Und als wäre das nicht genug Stress pur las ich in meinem SCHAUFENSTER die Frage "Ist mein Urlaubssouvenir legal?" Muscheln, Schnecken, Korallen oder sogar Seepferdchen - exotische Urlaubssouvenirs können am Flughafen zu unangenehmen Überraschungen führen. Denn das Mitbringen besonders geschützter Tiere und Pflanzen verstoße gegen die internationalen Artenschutzbestimmungen. Daran erinnere zu Beginn der Reisezeit das Amt für Umwelt, Verbraucherschutz und lokale Agenda der Stadt Bonn. Wer am Flughafen mit einem Mitbringsel ertappt wird, muss dieses nicht nur dem Zoll aushändigen, sondern zusätzlich, im Falle eines Verfahrens, mit einer empfindlichen Geldstrafe rechnen. Wer unsicher sei, welche Souvenirs erlaubt sind und welche nicht, dem wird die kostenlose Smartphone-APP "Zoll und Reise" empfohlen.

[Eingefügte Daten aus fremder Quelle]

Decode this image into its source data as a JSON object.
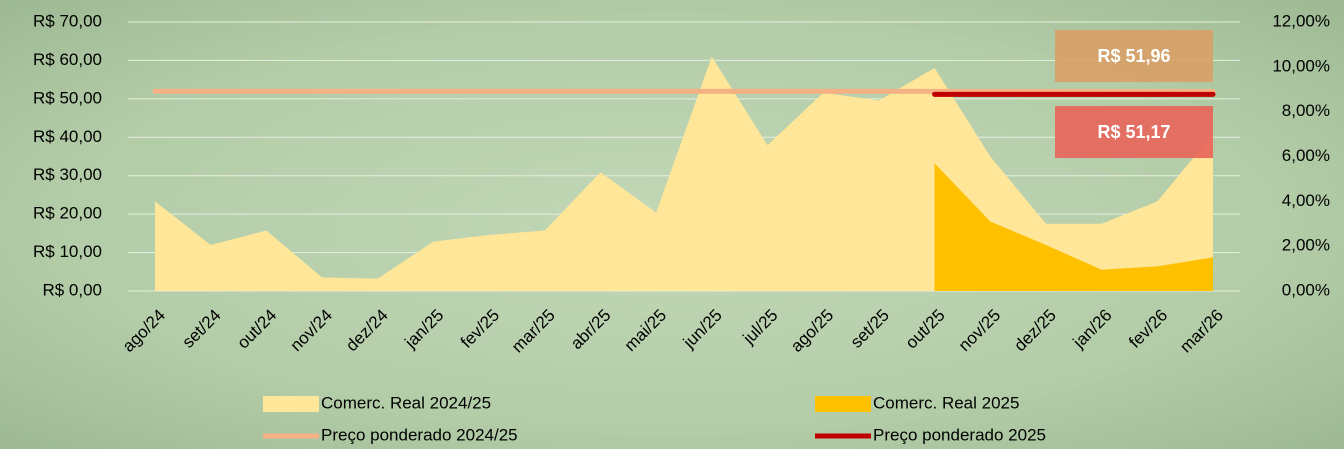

Ich stell mir jetzt vor, ich hab da so ein Krokodil über der Schulter hängen oder eine lebende Boa um den Hals und von mir aus schaut hinten aus meinem Rucksack ein Stoßzahn heraus. Und klar, mein Akku ist leer. Und dann sagen die mir am Zoll, dass das verboten ist. Oder, was noch blöder ist, da kauf ich extra eine Fake-Tasche aus Krokodilimitat von Prada, und der Straßenverkäufer hat mir so was von hoch und heilig versprochen, dass es eine Fake-Tasche ist. Und dann stellt sich beim Zoll heraus, die ist tatsächlich echt. Also nicht echt Prada, aber echt Krokodil. Ich komm deshalb auf die Tasche, weil ich neulich ein Plakat sah, auf dem der Zoll für Nachwuchskräfte warb. Da hieß es: "Gegen verbotene Trophäen im Einsatz. Jetzt Karriere beim Zoll starten." Und abgebildet war eine Handtasche, die zum Krokodil wurde.

Wo ich gerade bei Tieren bin, beim Krokodil und beim Elefanten. Es gibt bei Netflix eine britische Science-Fiction-Serie mit dem Namen "Black Mirror" von Charlie Brooker, die verschiedenartige Auswirkungen der Verwendung von Technik und Medien auf die Gesellschaft thematisiert. Eine Folge heißt "Der Wille des Volkes". Dieser Film müsste Pflichtprogramm an allen Schulen sein! Der englische Premierminister hätte nicht mit dem Schwein schlafen müssen, wenn auch nur eine Sau auf der Straße gewesen wäre!!